Genoveva Anonma was used to the insults. For years, she had shrugged off the suspicions, ignored the accusations.
But what she was not prepared for was the degrading ordeal that followed her starring performance for Equatorial Guinea in the 2008 African Women's Championship.
Scorer of the winning goal on home soil as her country became the first team other than Nigeria to win the tournament, Anonma should have been savouring the realisation of a dream. Instead she was plunged into a personal nightmare.
As her energetic and powerful performances prompted rival teams to accuse her of being a man, the Confederation of African Football (CAF) chose the crudest of methods to establish Anonma's gender.
"They asked me to take all my clothes off in front of officials from CAF and the Equatorial Guinea team," she recalls.
"I was really upset, my morale was low and I was crying. It was totally humiliating, but over time I have got over it."
Overcoming adversity was nothing new to this most resilient of individuals.
Growing up in Equatorial Guinea - where the 2015 men's Africa Cup of Nations kicks off on Saturday - her desire to become a footballer made her an outcast at school, and indeed at home.
"When I was five years old in my village the girls didn't accept me because I just wanted to play football, so I always used to play with the boys," says Anonma.
"My dad was living in another city with another woman and my mum didn't want me to have anything to do with football. She wanted me to study for a Masters, become a teacher, or help children.
"I had some serious problems with her. She told me she didn't want to see me again.
"Eventually, I went to live with my uncle. He took me to the city so I could carry on studying and playing football."
Anonma was signed by her local team in the capital city, Malabo, when she was 15 in 2002. After a year in South Africa with Mamelodi Sundowns, she joined FC Jena in the German Bundesliga, where she was the team's top scorer for two seasons in a row.
However, after Equatorial Guinea's run to the final of the 2010 African Championship they booked their place at the 2011 Women's World Cup, and she became embroiled in an all-too-familiar scandal.
Winners Nigeria, along with South Africa and Ghana, accused Guinea of having three men in their team: sisters Salimata and Bilguisa Simpore, as well as the team's captain, Anonma.

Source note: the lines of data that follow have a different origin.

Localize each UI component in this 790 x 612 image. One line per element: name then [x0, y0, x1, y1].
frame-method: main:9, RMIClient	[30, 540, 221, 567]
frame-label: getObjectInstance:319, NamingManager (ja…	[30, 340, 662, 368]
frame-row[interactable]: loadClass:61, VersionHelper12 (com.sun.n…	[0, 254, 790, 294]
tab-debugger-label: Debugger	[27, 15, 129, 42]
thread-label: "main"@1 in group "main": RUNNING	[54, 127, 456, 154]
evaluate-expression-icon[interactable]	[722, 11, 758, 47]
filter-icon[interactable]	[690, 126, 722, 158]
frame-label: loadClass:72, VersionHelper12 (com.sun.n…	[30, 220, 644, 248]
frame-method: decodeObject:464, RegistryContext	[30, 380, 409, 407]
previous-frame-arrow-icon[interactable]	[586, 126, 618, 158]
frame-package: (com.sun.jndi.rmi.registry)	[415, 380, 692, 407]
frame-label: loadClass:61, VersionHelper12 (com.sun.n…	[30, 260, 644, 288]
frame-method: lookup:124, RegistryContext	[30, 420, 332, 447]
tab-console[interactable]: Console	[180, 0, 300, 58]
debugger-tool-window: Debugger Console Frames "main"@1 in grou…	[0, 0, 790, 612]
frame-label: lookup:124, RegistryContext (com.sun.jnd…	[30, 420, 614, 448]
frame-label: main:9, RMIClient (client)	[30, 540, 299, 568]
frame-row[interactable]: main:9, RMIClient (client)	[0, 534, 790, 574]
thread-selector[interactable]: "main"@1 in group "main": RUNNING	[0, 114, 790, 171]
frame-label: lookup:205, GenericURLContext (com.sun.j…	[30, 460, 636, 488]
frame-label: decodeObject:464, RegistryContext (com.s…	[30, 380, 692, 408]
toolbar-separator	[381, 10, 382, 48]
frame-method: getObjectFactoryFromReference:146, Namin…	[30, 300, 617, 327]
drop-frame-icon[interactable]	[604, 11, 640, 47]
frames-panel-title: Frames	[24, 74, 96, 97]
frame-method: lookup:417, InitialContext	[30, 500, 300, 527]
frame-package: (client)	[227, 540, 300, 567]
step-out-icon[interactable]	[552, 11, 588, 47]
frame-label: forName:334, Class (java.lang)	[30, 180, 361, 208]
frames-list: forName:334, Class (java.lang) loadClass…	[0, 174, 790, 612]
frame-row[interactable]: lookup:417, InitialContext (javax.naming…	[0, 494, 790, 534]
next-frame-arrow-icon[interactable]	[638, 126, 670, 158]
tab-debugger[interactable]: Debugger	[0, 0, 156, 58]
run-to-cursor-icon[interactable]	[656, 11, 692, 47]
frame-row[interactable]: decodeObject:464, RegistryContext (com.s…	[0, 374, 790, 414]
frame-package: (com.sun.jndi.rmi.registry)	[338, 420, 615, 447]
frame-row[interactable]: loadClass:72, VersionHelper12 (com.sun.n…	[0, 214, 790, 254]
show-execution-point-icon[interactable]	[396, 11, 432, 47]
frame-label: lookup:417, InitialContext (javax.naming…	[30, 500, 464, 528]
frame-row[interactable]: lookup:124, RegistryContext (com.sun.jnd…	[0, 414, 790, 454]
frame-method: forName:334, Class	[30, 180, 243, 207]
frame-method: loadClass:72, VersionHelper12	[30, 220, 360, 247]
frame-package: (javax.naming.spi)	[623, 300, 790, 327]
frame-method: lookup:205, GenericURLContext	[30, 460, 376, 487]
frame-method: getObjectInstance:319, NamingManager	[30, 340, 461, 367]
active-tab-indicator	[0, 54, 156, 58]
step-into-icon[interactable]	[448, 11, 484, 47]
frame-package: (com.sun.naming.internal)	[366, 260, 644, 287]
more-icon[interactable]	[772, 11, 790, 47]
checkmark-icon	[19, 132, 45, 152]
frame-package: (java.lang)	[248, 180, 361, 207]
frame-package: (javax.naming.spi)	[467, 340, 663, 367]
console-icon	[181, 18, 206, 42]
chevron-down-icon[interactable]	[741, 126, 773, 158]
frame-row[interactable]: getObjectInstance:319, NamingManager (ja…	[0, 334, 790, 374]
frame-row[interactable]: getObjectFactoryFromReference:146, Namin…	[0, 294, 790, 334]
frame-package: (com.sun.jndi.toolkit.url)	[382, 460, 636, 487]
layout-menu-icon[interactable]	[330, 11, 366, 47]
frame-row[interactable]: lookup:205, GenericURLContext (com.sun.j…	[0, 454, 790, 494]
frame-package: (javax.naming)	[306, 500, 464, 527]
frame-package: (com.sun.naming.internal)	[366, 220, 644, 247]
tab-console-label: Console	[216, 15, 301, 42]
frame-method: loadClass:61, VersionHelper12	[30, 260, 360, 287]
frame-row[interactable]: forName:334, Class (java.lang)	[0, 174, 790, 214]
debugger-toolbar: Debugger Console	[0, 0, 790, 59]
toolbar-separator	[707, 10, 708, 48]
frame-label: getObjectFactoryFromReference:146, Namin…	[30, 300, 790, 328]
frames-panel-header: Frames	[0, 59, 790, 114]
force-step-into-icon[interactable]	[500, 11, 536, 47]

"You only need to have physical contact with them on the pitch to know this [that they are men]," said Ghana defender Diana Amkomah at the time.
As the story made headlines around the world, Anonma faced up to the media to refute the allegations.
"These accusations come because I am fast and strong, but I know that I am definitely a woman," she said at the time.
As the row rumbled on into the build-up to the World Cup, Equatorial Guinea sought to defuse the controversy by dropping the Simpore sisters from their squad, although it was never stated that their omission related to gender. And the allegations were never proven.
Anonma, meanwhile, kept her place and scored Equatorial Guinea's only two goals at the tournament.
To this day, Anonma's biggest frustration remains that she has never been permitted to undergo medical gender testing in the expectation of silencing her doubters once and for all.
|Gender testing in sport|
|Gender testing is a highly controversial area of scientific debate - a dozen different conditions that would once have seen a person referred to as "hermaphrodite" now have the less pejorative term "intersex", or disorders of sexual development.|
|Over the years, sport has tried chromosome testing, individual gene testing and hair testing but all of these techniques carry flaws.|
|The most high-profile case in recent years was that of Caster Semenya. She won the women's 800m gold for South Africa at the World Athletics Championships in 2009 but was then subjected to an investigation into her gender. She was cleared to compete again in 2010, although the results of her tests were never made public.|
|Read sport & gender: A history of bad science & 'biological racism'|
"I was hoping they would call me to tell me they were taking me to hospital to do tests, but they never did," she says.
"They did nothing to me. It was just down to me alone to defend myself, to state that I am not a man, I am a woman."
A woman good enough to be named African Women's Footballer of the Year after her goals inspired Equatorial Guinea to their second African Championship in 2012.
And a woman good enough to line up in Germany for Turbine Potsdam, the six-time Bundesliga champions and two-time winners of the European Champions League.
"I think Germany is the best league in Europe," she says. "There are lots of internationals and big-game players.
"But on a personal level, it's not easy when you don't speak German very well. You can't have many friends or talk to people well."
If Anonma hints at homesickness, she is not yet ready to return to Equatorial Guinea, where she is feted as a hero whenever she walks the streets.
Instead, she's weighing up offers to play in France or Sweden, two other established hubs for women's football.
Despite the tribulations of her turbulent career, Anonma remains a player at the summit of her powers.